Um aluno levantou a mão e questionou: “Professora, é tipo uma redação?”

- Não. Redação é um texto argumentativo. Esse é narrativo ou poético.

No meio da aula, muitos ainda estavam nas primeiras linhas. Vendo que pairavam dúvidas a professora resolveu fazer uma dinâmica com a turma.

- Gente, vi que muitos estão com dificuldades, então..., preciso de um voluntário para expor a ideia de seu texto.

- Eu quero!, respondeu um aluno cujo tema era bastante polêmico.

- Política é um tema que nunca sai da moda. Somos usados a cada dois anos, argumentou um líder de grêmio estudantil.

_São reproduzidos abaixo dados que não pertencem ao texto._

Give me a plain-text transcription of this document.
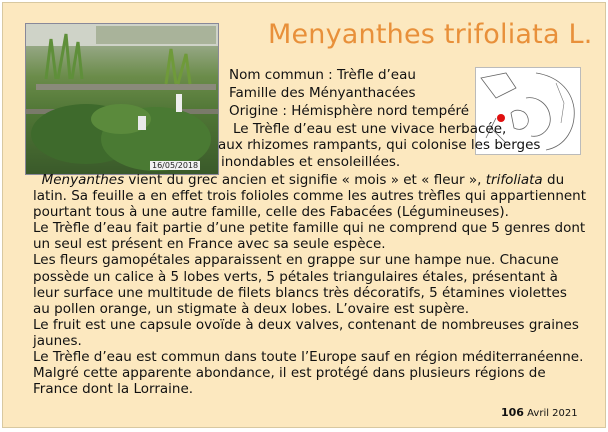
Menyanthes trifoliata L.
16/05/2018
Nom commun : Trèfle d’eau
Famille des Ményanthacées
Origine : Hémisphère nord tempéré
Le Trèfle d’eau est une vivace herbacée,
aux rhizomes rampants, qui colonise les berges
inondables et ensoleillées.

Menyanthes vient du grec ancien et signifie « mois » et « fleur », trifoliata du latin. Sa feuille a en effet trois folioles comme les autres trèfles qui appartiennent pourtant tous à une autre famille, celle des Fabacées (Légumineuses).

Le Trèfle d’eau fait partie d’une petite famille qui ne comprend que 5 genres dont un seul est présent en France avec sa seule espèce.

Les fleurs gamopétales apparaissent en grappe sur une hampe nue. Chacune possède un calice à 5 lobes verts, 5 pétales triangulaires étales, présentant à leur surface une multitude de filets blancs très décoratifs, 5 étamines violettes au pollen orange, un stigmate à deux lobes. L’ovaire est supère.

Le fruit est une capsule ovoïde à deux valves, contenant de nombreuses graines jaunes.

Le Trèfle d’eau est commun dans toute l’Europe sauf en région méditerranéenne. Malgré cette apparente abondance, il est protégé dans plusieurs régions de France dont la Lorraine.

106 Avril 2021
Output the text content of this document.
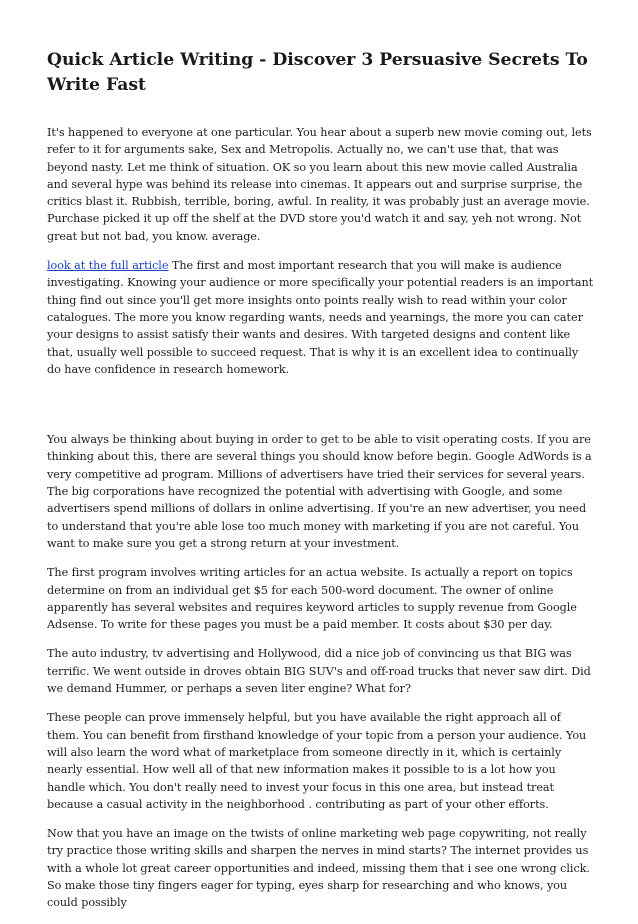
Quick Article Writing - Discover 3 Persuasive Secrets To Write Fast

It's happened to everyone at one particular. You hear about a superb new movie coming out, lets refer to it for arguments sake, Sex and Metropolis. Actually no, we can't use that, that was beyond nasty. Let me think of situation. OK so you learn about this new movie called Australia and several hype was behind its release into cinemas. It appears out and surprise surprise, the critics blast it. Rubbish, terrible, boring, awful. In reality, it was probably just an average movie. Purchase picked it up off the shelf at the DVD store you'd watch it and say, yeh not wrong. Not great but not bad, you know. average.

look at the full article The first and most important research that you will make is audience investigating. Knowing your audience or more specifically your potential readers is an important thing find out since you'll get more insights onto points really wish to read within your color catalogues. The more you know regarding wants, needs and yearnings, the more you can cater your designs to assist satisfy their wants and desires. With targeted designs and content like that, usually well possible to succeed request. That is why it is an excellent idea to continually do have confidence in research homework.

You always be thinking about buying in order to get to be able to visit operating costs. If you are thinking about this, there are several things you should know before begin. Google AdWords is a very competitive ad program. Millions of advertisers have tried their services for several years. The big corporations have recognized the potential with advertising with Google, and some advertisers spend millions of dollars in online advertising. If you're an new advertiser, you need to understand that you're able lose too much money with marketing if you are not careful. You want to make sure you get a strong return at your investment.

The first program involves writing articles for an actua website. Is actually a report on topics determine on from an individual get $5 for each 500-word document. The owner of online apparently has several websites and requires keyword articles to supply revenue from Google Adsense. To write for these pages you must be a paid member. It costs about $30 per day.

The auto industry, tv advertising and Hollywood, did a nice job of convincing us that BIG was terrific. We went outside in droves obtain BIG SUV's and off-road trucks that never saw dirt. Did we demand Hummer, or perhaps a seven liter engine? What for?

These people can prove immensely helpful, but you have available the right approach all of them. You can benefit from firsthand knowledge of your topic from a person your audience. You will also learn the word what of marketplace from someone directly in it, which is certainly nearly essential. How well all of that new information makes it possible to is a lot how you handle which. You don't really need to invest your focus in this one area, but instead treat because a casual activity in the neighborhood . contributing as part of your other efforts.

Now that you have an image on the twists of online marketing web page copywriting, not really try practice those writing skills and sharpen the nerves in mind starts? The internet provides us with a whole lot great career opportunities and indeed, missing them that i see one wrong click. So make those tiny fingers eager for typing, eyes sharp for researching and who knows, you could possibly
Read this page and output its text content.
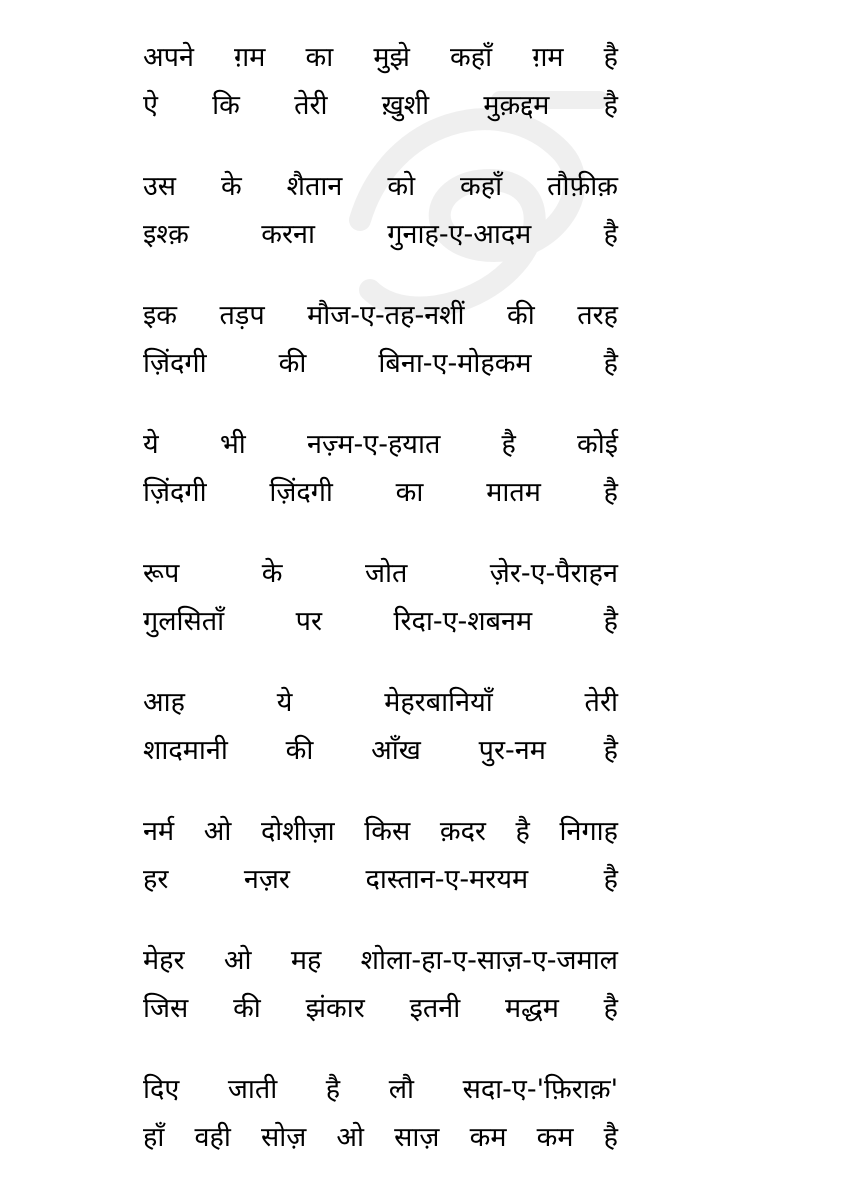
अपने ग़म का मुझे कहाँ ग़म है
ऐ कि तेरी ख़ुशी मुक़द्दम है
उस के शैतान को कहाँ तौफ़ीक़
इश्क़ करना गुनाह-ए-आदम है
इक तड़प मौज-ए-तह-नशीं की तरह
ज़िंदगी की बिना-ए-मोहकम है
ये भी नज़्म-ए-हयात है कोई
ज़िंदगी ज़िंदगी का मातम है
रूप के जोत ज़ेर-ए-पैराहन
गुलसिताँ पर रिदा-ए-शबनम है
आह ये मेहरबानियाँ तेरी
शादमानी की आँख पुर-नम है
नर्म ओ दोशीज़ा किस क़दर है निगाह
हर नज़र दास्तान-ए-मरयम है
मेहर ओ मह शोला-हा-ए-साज़-ए-जमाल
जिस की झंकार इतनी मद्धम है
दिए जाती है लौ सदा-ए-'फ़िराक़'
हाँ वही सोज़ ओ साज़ कम कम है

O aluno voluntário foi ao quadro negro e escreveu:

“Do: Encabrestado

Ao: Monarquista

Título: A política está no sangue

Ideia: Ganhar uma eleição devido ao peso do sobrenome de uma família de políticos é democracia ou uma dinastia real?”

A professora pediu sugestões de frases ou ideias relacionadas a política e foi escrevendo no quadro:

“Querem implantar o comunismo no brasil”

“Estamos muito polarizados”

“Só são eleitos ricos e influenciadores”

“Muitas famílias de políticos são donas da imprensa e controlam os meios de comunicação”

“Os falsos profetas venderam a alma dos fiéis para a política”

“Filho de político se elege antes de ter carteira de motorista”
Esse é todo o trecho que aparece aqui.